Working to promote women’s ordination from within the Church, rather than from outside of it, is something several of the protestors highlighted, arguing that rather than leaving for another tradition that already includes women clergy, they are staying put in hopes from reforming from within.

“Church has always been a big part of our lives. We are aware that the Church isn’t perfect,” Watson continued. “We feel that we have an obligation to reform it — not necessarily to split off or pursue other areas of faith which I know a lot of Catholics have done, but to try to change from within and to make it stronger and more inclusive.”

Linda Pinto, co-chair of CORPUS, the national association for an inclusive priesthood, said that she’s been calling for women’s ordination since the 1970’s and says she’s experiencing more hope than fatigue.

“It’s only made me more committed to the fact that we’re going to work for change, the same way our ancestors did,” drawing a parallel to the movement for women’s suffrage started way back in the late 1880’s. “We’re still working on it,” she said.

In 2018, a study on “Catholic Women in the United States” by the Center for Research in the Apostolate commissioned by America Media found that 31 percent of respondents said that the Church’s teaching on women’s ordination was “not at all” important to them, with nearly 50 percent of respondents describing them as “somewhat” or “very much” important. Of those surveyed, 82 percent of respondents said they had not considered leaving the Catholic Church.

As they marched, the protestors sang a revised version of the labor rights song “Bread and Roses,” — with lyrics lamenting  “a million empty churches, vocations cast away” and in front of St. Patrick’s, they chanted “Knock, knock! Who’s there? More than half the Church!”

Following a scripture reading, they symbolically broke paper chains as they recited a litany of grievances — including sexism, clericalism, secrecy, and patriarchy, as the torn paper chains fell to the ground.

Tourists and Mass goers alike watched on as they raised flowers and chanted that “inclusion, equality, justice, transparency, and courage” must “bloom” from within the Church.

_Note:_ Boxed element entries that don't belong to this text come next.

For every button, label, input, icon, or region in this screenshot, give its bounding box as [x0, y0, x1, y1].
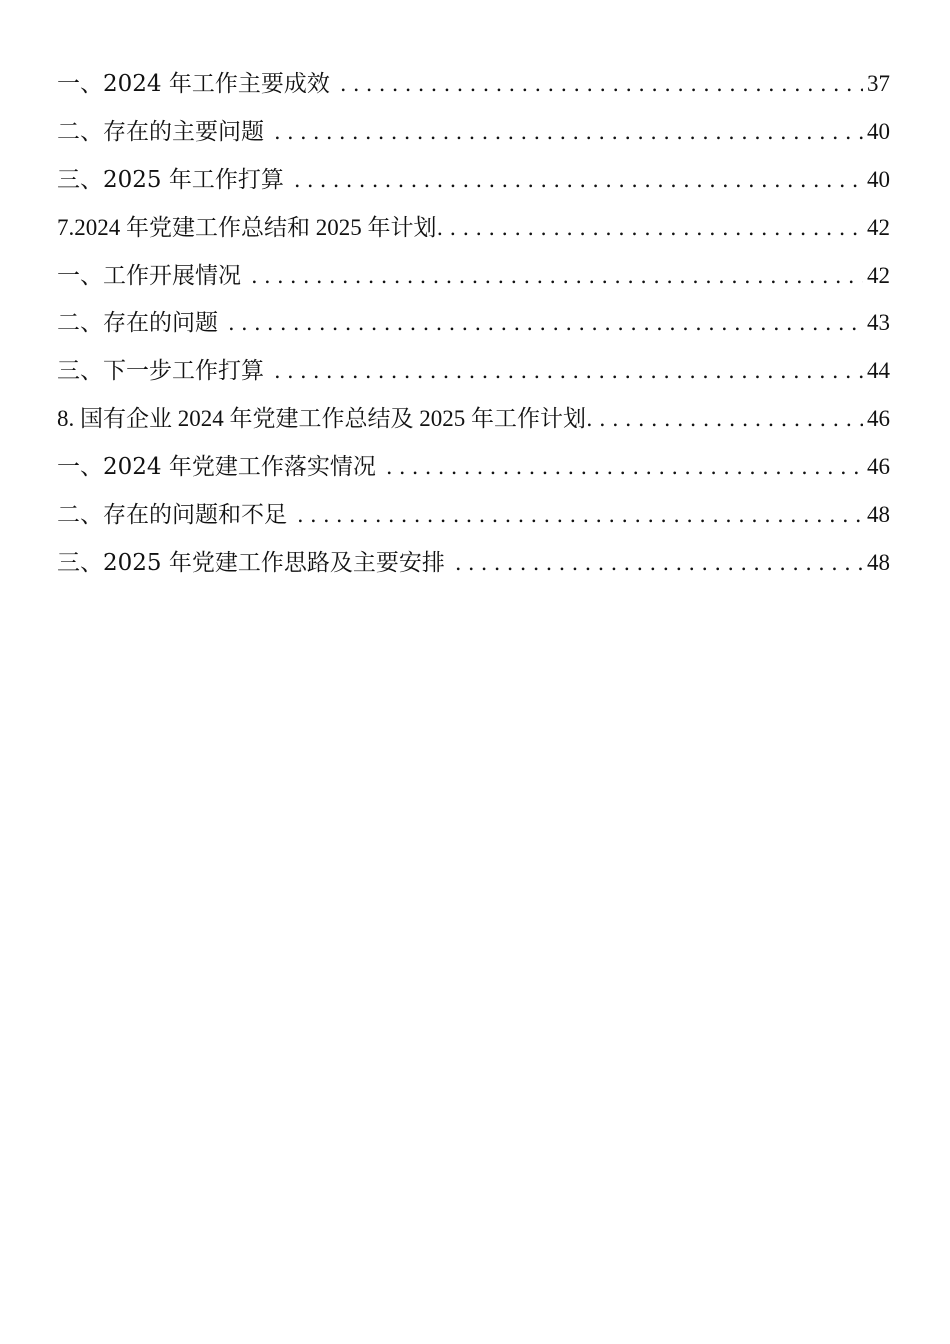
toc-entry-title: 一、工作开展情况 [57, 262, 241, 289]
toc-entry[interactable] [57, 299, 890, 347]
toc-entry[interactable] [57, 156, 890, 204]
toc-page-number: 37 [867, 71, 890, 96]
toc-entry-title: 二、存在的问题和不足 [57, 502, 287, 529]
table-of-contents [57, 60, 890, 587]
toc-entry[interactable] [57, 443, 890, 491]
toc-leader-dots [386, 444, 863, 492]
toc-page-number: 48 [867, 502, 890, 528]
toc-entry-title: 三、下一步工作打算 [57, 358, 264, 385]
toc-leader-dots [294, 157, 863, 205]
toc-entry[interactable] [57, 347, 890, 395]
toc-entry[interactable] [57, 252, 890, 300]
toc-entry-title: 8. 国有企业 2024 年党建工作总结及 2025 年工作计划 [57, 406, 586, 432]
toc-entry[interactable] [57, 491, 890, 539]
toc-entry-title: 7.2024 年党建工作总结和 2025 年计划 [57, 214, 437, 240]
toc-entry-title: 二、存在的问题 [57, 310, 218, 337]
toc-entry-title: 二、存在的主要问题 [57, 118, 264, 145]
toc-leader-dots [274, 109, 863, 157]
toc-entry[interactable] [57, 60, 890, 108]
toc-page-number: 42 [867, 262, 890, 288]
toc-leader-dots [297, 492, 863, 540]
toc-leader-dots [228, 300, 863, 348]
toc-leader-dots [274, 348, 863, 396]
toc-leader-dots [586, 396, 863, 444]
toc-page-number: 40 [867, 166, 890, 192]
toc-page-number: 43 [867, 310, 890, 336]
toc-page-number: 40 [867, 118, 890, 144]
toc-entry-title: 三、2025 年工作打算 [57, 166, 284, 193]
toc-page-number: 46 [867, 454, 890, 480]
toc-page-number: 48 [867, 549, 890, 575]
toc-entry-title: 一、2024 年党建工作落实情况 [57, 454, 376, 481]
toc-entry-title: 一、2024 年工作主要成效 [57, 71, 330, 97]
toc-page-number: 44 [867, 358, 890, 384]
toc-page-number: 46 [867, 406, 890, 432]
toc-entry-title: 三、2025 年党建工作思路及主要安排 [57, 549, 445, 576]
toc-leader-dots [251, 253, 863, 301]
toc-entry[interactable] [57, 395, 890, 443]
toc-entry[interactable] [57, 539, 890, 587]
toc-entry[interactable] [57, 108, 890, 156]
toc-leader-dots [455, 540, 863, 588]
toc-leader-dots [340, 61, 863, 109]
toc-leader-dots [437, 205, 864, 253]
toc-entry[interactable] [57, 204, 890, 252]
toc-page-number: 42 [867, 214, 890, 240]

As the protestors concluded their demonstration, two ladies who had been watching nearby on the sidewalk approached them. The pair of friends was visiting New York on vacation and wanted to attend Sunday Mass at the cathedral.

“I’ve never heard of this. It’s fantastic and needs to be worldwide,” said Mary Bieter from Idaho.

“Jesus’s message was for everyone not just for men,” added Monica Holly, who was in town from Italy.

The protestors remained outside distributing flyers, while the two ladies headed through the Church doors — both with flowers in tow.